Using custom .NET activities in Azure Data Factory
22 Sep 2015Azure Data Factory provides a great number of data processing activities out of the box (for example running Hive or Pig scripts on Hadoop / HDInsight).
In many case though, you just need to run an activity that you already have built or know how to build in .NET. So, how would you go about that? Would you need to convert all those items to Hive scripts?
Actually, no. Enter Custom .NET activities. Using this you can run a .NET library on Azure Batch or HDInsight (whatever you like) and make it part of your Data Factory pipeline. Regardless of whether you use Batch or HDInsight you can just run your .NET code on it. I prefer using Batch since it provides more auto-scaling options, is cheaper and makes more sense to me in general; I mean, why run .NET code on a HDInsight service that runs Hive and Pig? It feels weird. However, if you already have HDInsight running and prefer to minimize the number of components to manage, choosing HDInsight might make more sense than using Batch.
So, how would you do this? First of all, you would need a custom activity. For this you will need to .NET class library and need to extend IDotNetActivity interface. Please refer to https://azure.microsoft.com/en-us/documentation/articles/data-factory-use-custom-activities/ for details. Trust me, it is not hard; I have done it.
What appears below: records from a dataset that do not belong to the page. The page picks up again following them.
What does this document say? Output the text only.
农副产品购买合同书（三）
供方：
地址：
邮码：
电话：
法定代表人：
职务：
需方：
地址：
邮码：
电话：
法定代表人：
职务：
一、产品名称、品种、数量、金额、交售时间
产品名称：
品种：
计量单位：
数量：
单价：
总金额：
Next, once you have a zip file as indicated on the page above, make sure to upload it to a Azure Blob store you can use later. The pipeline will need to know what assembly to load from where later on.
You will need to create an Azure Batch account and pool if you use that. If you decide to use HDInsight either let ADF spin one up on demand or make sure you have your HDInsight cluster ready.
You will need to create input and output tables in Azure Data Factory, as well as linked services to Storage and Batch or HDInsight. Your pipeline will look a bit like this:
{ "name": "ADFTutorialPipelineCustom", "properties": { "description": "Use custom activity", "activities": [ { "Name": "MyDotNetActivity", "Type": "DotNetActivity", "Inputs": [ { "Name": "EmpTableFromBlob" } ], "Outputs": [ { "Name": "OutputTableForCustom" } ], "LinkedServiceName": "AzureBatchLinkedService1", "typeProperties": { "AssemblyName": "AzureDataFactoryCustomActivity.dll", "EntryPoint": "AzureDataFactoryCustomActivityNS.AzureDataFactoryCustomActivity", "PackageLinkedService": "AzureStorageLinkedService1", "PackageFile": "adfcustomactivity/customactivitycontainer/AzureDataFactoryCustomActivity.zip", "extendedProperties": { "SliceStart": "$$Text.Format('{0:yyyyMMddHH-mm}', Time.AddMinutes(SliceStart, 0))" } }, "Policy": { "Concurrency": 1, "ExecutionPriorityOrder": "OldestFirst", "Retry": 3, "Timeout": "00:30:00", "Delay": "00:00:00" } } ], "start": "2015-09-07T14:00:00Z", "end": "2015-09-07T18:00:00Z", "isPaused": false } }
Switching from Batch to HDInsight means to changing the LinkedServiceName for the activity to point to your HDInsight or HDInsight on demand cluster.
Tables are passed to the .NET activity using a connection string, so essentially if you have both input and output tables defined as blob storage items, your custom assembly will get a connection string to the blob storage items, read the input files, do its processing and write the output files before passing on the control to ADF.
Using this framework the sky is the limit: anything you can run in .NET can now be part of your ADF processing pipeline…pretty cool!